意匠の創作非容易性の判断事例1(意匠登録無効審判:表示具)

はじめに

意匠の創作非容易性でご紹介のとおり、容易に創作できる程度の意匠は、出願しても意匠登録を受けることができません。

特許庁の意匠審査基準には、具体例も挙げられています(意匠の創作非容易性(意匠審査基準の読解))。

今回は、実際の審決例をみてみたいと思います。

青地に白抜きで車椅子のマークを付けた標識が、創作容易か否かが争われた無効審判事件です。

 


特許庁(無効審判):昭和51年 審判第7034号

結論

本件意匠の登録は、これを無効とする。

表示具

  • 意匠に係る物品=表示具
  • 枠体=板体+支柱
  • 板体の表面には、青地に、白抜きの縁取りと白抜きの図形

理由

意匠法第3条第2項違背について審案するに、
本件登録意匠と同様の枠体は、道路標識として、その登録出願前より広く知られるところであり、
青色の地に白抜きの縁取り及び白抜きの図形を配した表示板も、同じく道路標識として広く知られるところであり、
更に、本件登録意匠と同様の図形(シンボルマーク)についても、…広く知られたものであることは充分認められる。
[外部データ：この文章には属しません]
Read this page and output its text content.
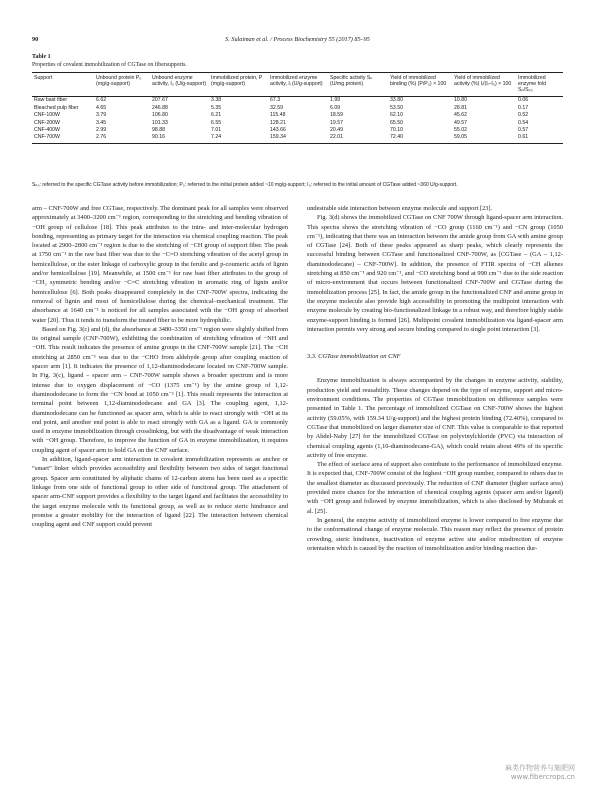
90	S. Sulaiman et al. / Process Biochemistry 55 (2017) 85–95
Table 1
Properties of covalent immobilization of CGTase on fibersupports.
Support	Unbound protein P₀ (mg/g-support)	Unbound enzyme activity, I₀ (U/g-support)	Immobilized protein, P (mg/g-support)	Immobilized enzyme activity, Iᵢ (U/g-support)	Specific activity Sₚ (U/mg protein)	Yield of immobilized binding (%) (P/P₀) × 100	Yield of immobilized activity (%) Iᵢ/(Iᵢ–I₀) × 100	Immobilized enzyme fold Sₚ/Sₚ₀
Raw bast fiber	6.62	207.67	3.38	67.3	1.99	33.80	10.80	0.06
Bleached pulp fiber	4.65	246.88	5.35	32.59	6.09	53.50	28.81	0.17
CNF-100W	3.79	106.80	6.21	115.48	18.59	62.10	45.62	0.52
CNF-200W	3.45	101.33	6.55	128.21	19.57	65.50	49.57	0.54
CNF-400W	2.99	98.88	7.01	143.66	20.49	70.10	55.02	0.57
CNF-700W	2.76	90.16	7.24	159.34	22.01	72.40	59.05	0.61
Sₚ₀: referred to the specific CGTase activity before immobilization; P₀: referred to the initial protein added ~10 mg/g-support; I₀: referred to the initial amount of CGTase added ~360 U/g-support.

arm – CNF-700W and free CGTase, respectively. The dominant peak for all samples were observed approximately at 3400–3200 cm⁻¹ region, corresponding to the stretching and bending vibration of −OH group of cellulose [18]. This peak attributes to the intra- and inter-molecular hydrogen bonding, representing as primary target for the interaction via chemical coupling reaction. The peak located at 2900–2800 cm⁻¹ region is due to the stretching of −CH group of support fiber. The peak at 1750 cm⁻¹ in the raw bast fiber was due to the −C=O stretching vibration of the acetyl group in hemicellulose, or the ester linkage of carboxylic group in the ferulic and p-coumeric acids of lignin and/or hemicellulose [19]. Meanwhile, at 1500 cm⁻¹ for raw bast fiber attributes to the group of −CH₂ symmetric bending and/or −C=C stretching vibration in aromatic ring of lignin and/or hemicellulose [6]. Both peaks disappeared completely in the CNF-700W spectra, indicating the removal of lignin and most of hemicellulose during the chemical–mechanical treatment. The absorbance at 1640 cm⁻¹ is noticed for all samples associated with the −OH group of absorbed water [20]. Thus it tends to transform the treated fiber to be more hydrophilic.

Based on Fig. 3(c) and (d), the absorbance at 3480–3350 cm⁻¹ region were slightly shifted from its original sample (CNF-700W), exhibiting the combination of stretching vibration of −NH and −OH. This result indicates the presence of amine groups in the CNF-700W sample [21]. The −CH stretching at 2850 cm⁻¹ was due to the −CHO from aldehyde group after coupling reaction of spacer arm [1]. It indicates the presence of 1,12-diaminododecane located on CNF-700W sample. In Fig. 3(c), ligand – spacer arm – CNF-700W sample shows a broader spectrum and is more intense due to oxygen displacement of −CO (1375 cm⁻¹) by the amine group of 1,12-diaminododecane to form the −CN bond at 1050 cm⁻¹ [1]. This result represents the interaction at terminal point between 1,12-diaminododecane and GA [3]. The coupling agent, 1,12-diaminododecane can be functioned as spacer arm, which is able to react strongly with −OH at its end point, and another end point is able to react strongly with GA as a ligand. GA is commonly used in enzyme immobilization through crosslinking, but with the disadvantage of weak interaction with −OH group. Therefore, to improve the function of GA in enzyme immobilization, it requires coupling agent of spacer arm to hold GA on the CNF surface.

In addition, ligand-spacer arm interaction in covalent immobilization represents as anchor or “smart” linker which provides accessibility and flexibility between two sides of target functional group. Spacer arm constituted by aliphatic chains of 12-carbon atoms has been used as a specific linkage from one side of functional group to other side of functional group. The attachment of spacer arm-CNF support provides a flexibility to the target ligand and facilitates the accessibility to the target enzyme molecule with its functional group, as well as to reduce steric hindrance and promise a greater mobility for the interaction of ligand [22]. The interaction between chemical coupling agent and CNF support could prevent

undesirable side interaction between enzyme molecule and support [23].

Fig. 3(d) shows the immobilized CGTase on CNF 700W through ligand-spacer arm interaction. This spectra shows the stretching vibration of −CO group (1160 cm⁻¹) and −CN group (1050 cm⁻¹), indicating that there was an interaction between the amide group from GA with amine group of CGTase [24]. Both of these peaks appeared as sharp peaks, which clearly represents the successful binding between CGTase and functionalized CNF-700W, as [CGTase – (GA – 1,12-diaminododecane) – CNF-700W]. In addition, the presence of FTIR spectra of −CH alkenes stretching at 850 cm⁻¹ and 920 cm⁻¹, and −CO stretching bond at 990 cm⁻¹ due to the side reaction of micro-environment that occurs between functionalized CNF-700W and CGTase during the immobilization process [25]. In fact, the amide group in the functionalized CNF and amine group in the enzyme molecule also provide high accessibility in promoting the multipoint interaction with enzyme molecule by creating bio-functionalized linkage in a robust way, and therefore highly stable enzyme-support binding is formed [26]. Multipoint covalent immobilization via ligand-spacer arm interaction permits very strong and secure binding compared to single point interaction [3].

3.3. CGTase immobilization on CNF

Enzyme immobilization is always accompanied by the changes in enzyme activity, stability, production yield and reusability. These changes depend on the type of enzyme, support and micro-environment conditions. The properties of CGTase immobilization on difference samples were presented in Table 1. The percentage of immobilized CGTase on CNF-700W shows the highest activity (59.05%, with 159.34 U/g-support) and the highest protein binding (72.40%), compared to CGTase that immobilized on larger diameter size of CNF. This value is comparable to that reported by Abdel-Naby [27] for the immobilized CGTase on polyvinylchloride (PVC) via interaction of chemical coupling agents (1,10-diaminodecane-GA), which could retain about 49% of its specific activity of free enzyme.

The effect of surface area of support also contribute to the performance of immobilized enzyme. It is expected that, CNF-700W consist of the highest −OH group number, compared to others due to the smallest diameter as discussed previously. The reduction of CNF diameter (higher surface area) provided more chance for the interaction of chemical coupling agents (spacer arm and/or ligand) with −OH group and followed by enzyme immobilization, which is also disclosed by Mubarak et al. [25].

In general, the enzyme activity of immobilized enzyme is lower compared to free enzyme due to the conformational change of enzyme molecule. This reason may reflect the presence of protein crowding, steric hindrance, inactivation of enzyme active site and/or misdirection of enzyme orientation which is caused by the reaction of immobilization and/or binding reaction dur-

麻类作物营养与施肥网
www.fibercrops.cn
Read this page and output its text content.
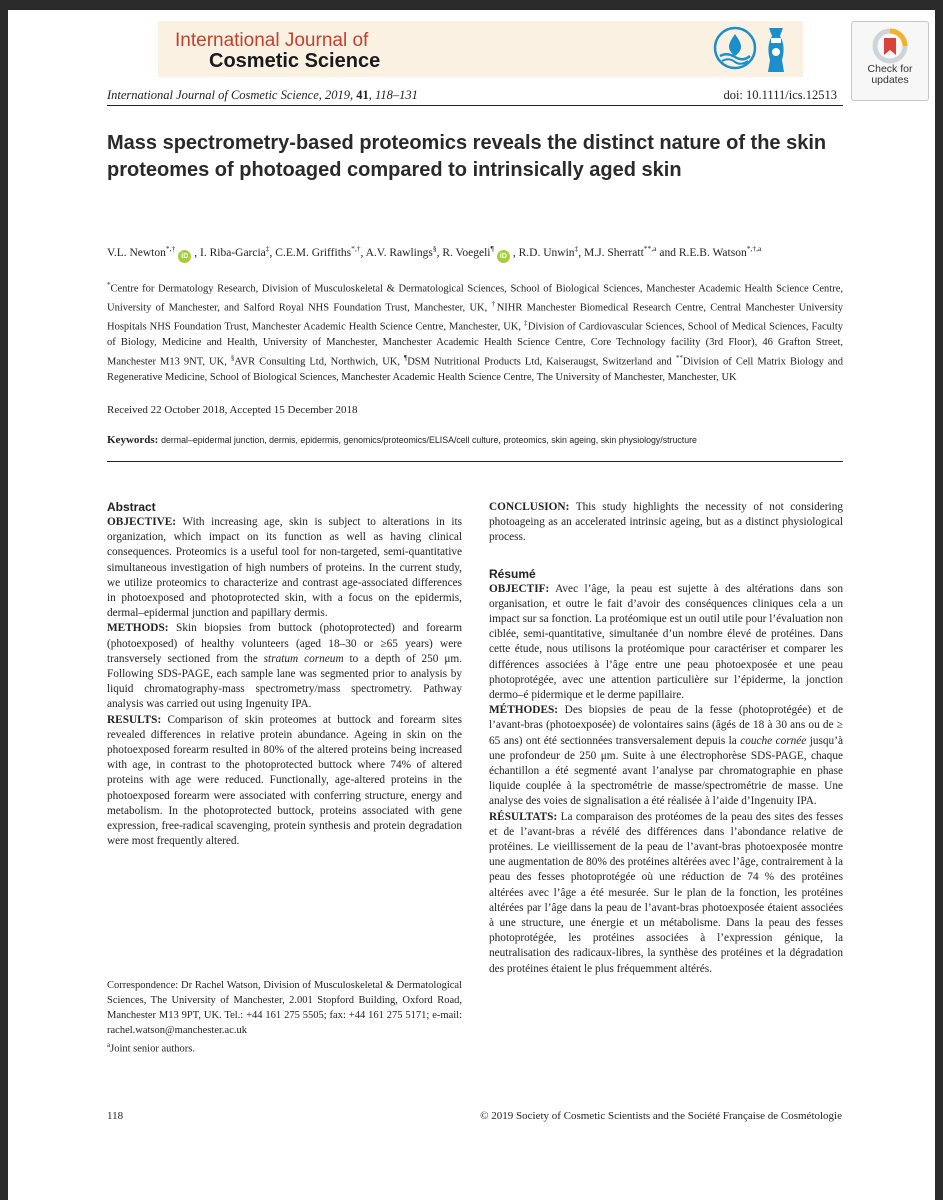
International Journal of
Cosmetic Science	Check for
updates
International Journal of Cosmetic Science, 2019, 41, 118–131	doi: 10.1111/ics.12513
Mass spectrometry-based proteomics reveals the distinct nature of the skin proteomes of photoaged compared to intrinsically aged skin
V.L. Newton*,†iD , I. Riba-Garcia‡, C.E.M. Griffiths*,†, A.V. Rawlings§, R. Voegeli¶iD , R.D. Unwin‡, M.J. Sherratt$^{**,a}$ and R.E.B. Watson$^{*,\dagger,a}$
*Centre for Dermatology Research, Division of Musculoskeletal & Dermatological Sciences, School of Biological Sciences, Manchester Academic Health Science Centre, University of Manchester, and Salford Royal NHS Foundation Trust, Manchester, UK, †NIHR Manchester Biomedical Research Centre, Central Manchester University Hospitals NHS Foundation Trust, Manchester Academic Health Science Centre, Manchester, UK, ‡Division of Cardiovascular Sciences, School of Medical Sciences, Faculty of Biology, Medicine and Health, University of Manchester, Manchester Academic Health Science Centre, Core Technology facility (3rd Floor), 46 Grafton Street, Manchester M13 9NT, UK, §AVR Consulting Ltd, Northwich, UK, ¶DSM Nutritional Products Ltd, Kaiseraugst, Switzerland and **Division of Cell Matrix Biology and Regenerative Medicine, School of Biological Sciences, Manchester Academic Health Science Centre, The University of Manchester, Manchester, UK
Received 22 October 2018, Accepted 15 December 2018
Keywords: dermal–epidermal junction, dermis, epidermis, genomics/proteomics/ELISA/cell culture, proteomics, skin ageing, skin physiology/structure

Abstract

OBJECTIVE: With increasing age, skin is subject to alterations in its organization, which impact on its function as well as having clinical consequences. Proteomics is a useful tool for non-targeted, semi-quantitative simultaneous investigation of high numbers of proteins. In the current study, we utilize proteomics to characterize and contrast age-associated differences in photoexposed and photoprotected skin, with a focus on the epidermis, dermal–epidermal junction and papillary dermis.

METHODS: Skin biopsies from buttock (photoprotected) and forearm (photoexposed) of healthy volunteers (aged 18–30 or ≥65 years) were transversely sectioned from the stratum corneum to a depth of 250 μm. Following SDS-PAGE, each sample lane was segmented prior to analysis by liquid chromatography-mass spectrometry/mass spectrometry. Pathway analysis was carried out using Ingenuity IPA.

RESULTS: Comparison of skin proteomes at buttock and forearm sites revealed differences in relative protein abundance. Ageing in skin on the photoexposed forearm resulted in 80% of the altered proteins being increased with age, in contrast to the photoprotected buttock where 74% of altered proteins with age were reduced. Functionally, age-altered proteins in the photoexposed forearm were associated with conferring structure, energy and metabolism. In the photoprotected buttock, proteins associated with gene expression, free-radical scavenging, protein synthesis and protein degradation were most frequently altered.

Correspondence: Dr Rachel Watson, Division of Musculoskeletal & Dermatological Sciences, The University of Manchester, 2.001 Stopford Building, Oxford Road, Manchester M13 9PT, UK. Tel.: +44 161 275 5505; fax: +44 161 275 5171; e-mail: rachel.watson@manchester.ac.uk

$^a$Joint senior authors.

CONCLUSION: This study highlights the necessity of not considering photoageing as an accelerated intrinsic ageing, but as a distinct physiological process.

Résumé

OBJECTIF: Avec l’âge, la peau est sujette à des altérations dans son organisation, et outre le fait d’avoir des conséquences cliniques cela a un impact sur sa fonction. La protéomique est un outil utile pour l’évaluation non ciblée, semi-quantitative, simultanée d’un nombre élevé de protéines. Dans cette étude, nous utilisons la protéomique pour caractériser et comparer les différences associées à l’âge entre une peau photoexposée et une peau photoprotégée, avec une attention particulière sur l’épiderme, la jonction dermo–é pidermique et le derme papillaire.

MÉTHODES: Des biopsies de peau de la fesse (photoprotégée) et de l’avant-bras (photoexposée) de volontaires sains (âgés de 18 à 30 ans ou de ≥ 65 ans) ont été sectionnées transversalement depuis la couche cornée jusqu’à une profondeur de 250 μm. Suite à une électrophorèse SDS-PAGE, chaque échantillon a été segmenté avant l’analyse par chromatographie en phase liquide couplée à la spectrométrie de masse/spectrométrie de masse. Une analyse des voies de signalisation a été réalisée à l’aide d’Ingenuity IPA.

RÉSULTATS: La comparaison des protéomes de la peau des sites des fesses et de l’avant-bras a révélé des différences dans l’abondance relative de protéines. Le vieillissement de la peau de l’avant-bras photoexposée montre une augmentation de 80% des protéines altérées avec l’âge, contrairement à la peau des fesses photoprotégée où une réduction de 74 % des protéines altérées avec l’âge a été mesurée. Sur le plan de la fonction, les protéines altérées par l’âge dans la peau de l’avant-bras photoexposée étaient associées à une structure, une énergie et un métabolisme. Dans la peau des fesses photoprotégée, les protéines associées à l’expression génique, la neutralisation des radicaux-libres, la synthèse des protéines et la dégradation des protéines étaient le plus fréquemment altérés.

118	© 2019 Society of Cosmetic Scientists and the Société Française de Cosmétologie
従って、本件登録意匠の構成要素たる、枠体の形状、図形(シンボルマーク)、配色のいづれにも、独自の意匠の創作性を認めることができないから、上記の周知の事実に基いて通常の知識を有する者が容易に意匠の創作をすることができたものというほかない。

以上の通りであるから、本件登録意匠は、意匠法第3条第2項の規定に該当し、同法同条の規定に違反して登録されたものであって、その他の点について言及する迄もなく、その登録は、無効とすべきものである。